Title: The Lifeboat
Author: Charlotte Rogan
Genre: Adult, Historical Fiction
Rating: 3.5 Star rounded down to 3
Grace Winter, 22, is both a newlywed and a widow. She is also on trial for her life.
In the summer of 1914, the elegant ocean liner carrying her and her husband Henry across the Atlantic suffers a mysterious explosion. Setting aside his own safety, Henry secures Grace a place in a lifeboat, which the survivors quickly realize is over capacity. For any to live, some must die.
As the castaways battle the elements, and each other, Grace recollects the unorthodox way she and Henry met, and the new life of privilege she thought she’d found. Will she pay any price to keep it?

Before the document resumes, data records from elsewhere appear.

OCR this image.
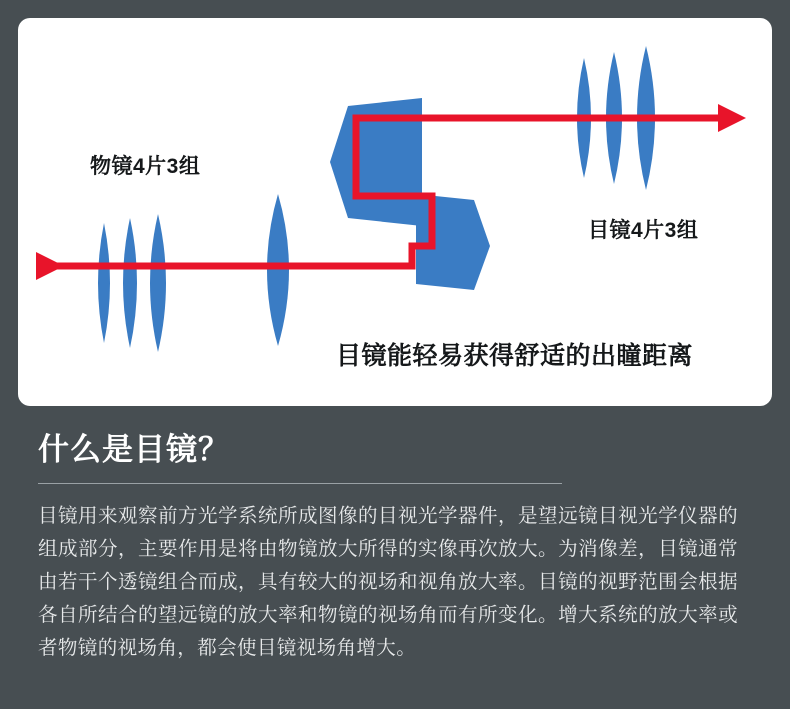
物镜4片3组
目镜4片3组
目镜能轻易获得舒适的出瞳距离
什么是目镜？

目镜用来观察前方光学系统所成图像的目视光学器件，是望远镜目视光学仪器的组成部分，主要作用是将由物镜放大所得的实像再次放大。为消像差，目镜通常由若干个透镜组合而成，具有较大的视场和视角放大率。目镜的视野范围会根据各自所结合的望远镜的放大率和物镜的视场角而有所变化。增大系统的放大率或者物镜的视场角，都会使目镜视场角增大。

Review – MAY CONTAIN SPOILERS
“Almost unbearably exciting – you’ll gulp it down in a single sitting.” – Kate Saunders, The Times
I went into this book with great expectations. The idea of people plotting the death of each other while they sit next to them plus that blurb had me seriously thinking of a fast pace evil kind of story.
This isn’t what I got.
While it was a seriously solid story, it was really really slow. The people in the boat are stuck out at sea for three weeks. Three. We get a recap of pretty much everyday and sometimes the night as well. By day five part of me was wishing the boat would sink. There were interesting bits within the story and there was plotting a death, but I found that the book was more about Grace’s thoughts on the human condition and what being in this situation was doing to everyone. Not the actual plotting. While these thoughts are interesting, I didn’t need two weeks of them (luckily they pretty much skip the third week).
The structure of this book was pretty good up until the end where I don’t know how I felt about it. At the end of week two the boat story breaks off and goes into a few chapters on how it all plays out for Grace in court. Once this is over, we then go back and experience the rescue, then we go back to how her life turned out after the boat. While this structure thing isn’t a huge issue, I don’t understand why it was done. I found it a bit disorientating to the story. I cared more about how they all get saved than if she was going to go to jail or not.
One thing I think fell really short with the story was the characters. I felt no connection to any of them. The parts of the story and the characters I was most interested in were parts I was never going to get any answers to. I really wanted to know more about Henry, how he got Grace on the boat, and all that drama with the ships communication device and Blake and Hardie. Henry mostly though, I thought he sounded pretty interesting.
So yes, the story while interesting in the sense that it was good to see how people freak out in those situations, it dragged on for me and left out a bunch of questions unanswered. If you are interested in slow paced historical fiction with a little bit of drama, give it a go, but if not perhaps give it a miss. I fell asleep reading it a couple of times.